Tom Steyer, the former hedge fund honcho who is now a billionaire focusing his energies on environmental activism, acknowledged on Thursday that he will spend $1 million to support Democrats in California in 2014 who fight for environmental causes as well as voter registration. He even stated that he will support one Democrat over another, if one is more sympathetic to environmental activism.
Steyer told the Sacramento Bee‘s editorial board, “There’s nothing, you know, in our bylaws that I’ve read that says we can’t get involved in D-on-D races, and we have.” Steyer has already tried and failed to get the state legislature to pass a tax on oil extraction as well as legislation that would limit hydraulic fracturing by necessitating a two-thirds vote of the electorate in any county to approve it.

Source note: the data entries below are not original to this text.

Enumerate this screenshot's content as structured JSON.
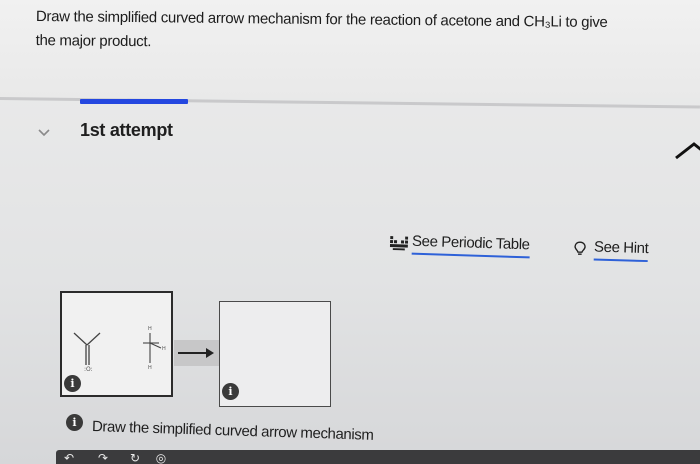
{
  "question": {
    "line1": "Draw the simplified curved arrow mechanism for the reaction of acetone and CH₃Li to give",
    "line2": "the major product."
  },
  "attempt": {
    "toggle_icon": "chevron-down-icon",
    "label": "1st attempt"
  },
  "links": {
    "periodic_table": "See Periodic Table",
    "hint": "See Hint"
  },
  "instruction": "Draw the simplified curved arrow mechanism",
  "colors": {
    "accent_blue": "#2447e0",
    "link_underline": "#2e61d8"
  }
}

He admitted, “I don’t think we ever got close.”
Steyer’s PAC , NextGen Climate, had already attested in May that $100 million of its funds would be donated toward U.S. Senate and gubernatorial races in 2014, but Steyer would not reveal exactly whose California races he would support personally.
Styer has been waging war against the oil industry over greenhouse gas reduction measures; the oil industry is battling against expansion of California’s cap-and-trade program to vehicle fuels that is due to be implemented in 2015. Steyer is joined by sixteen Democrats in the state legislature, who signed a letter to California Governor Jerry Brown to delay expanding the program.
Sabrina Lockhart of Californians Against Higher Oil Taxes argued that Steyer is “focusing on issues that aren’t resonating with Californians.” Meanwhile, Steyer was meeting on Thursday with Brown and lawmakers. He stated that he was unsure if $1 million was all he was going to invest, because “when you get into races, things happen.” He has not given up on fighting oil extraction; he said he would reenter the fight next year for legislation hindering it. He acknowledged that the issue could be resolved on a ballot, but “the right way for these things to happen is legislatively.”
In 2010, Steyer gave millions of dollars to fight and successfully reject rolling back Assembly Bill 32, a law reducing California’s greenhouse gases and also to support a bill altering multistate corporations’ taxes and to funnel profits toward energy-saving projects.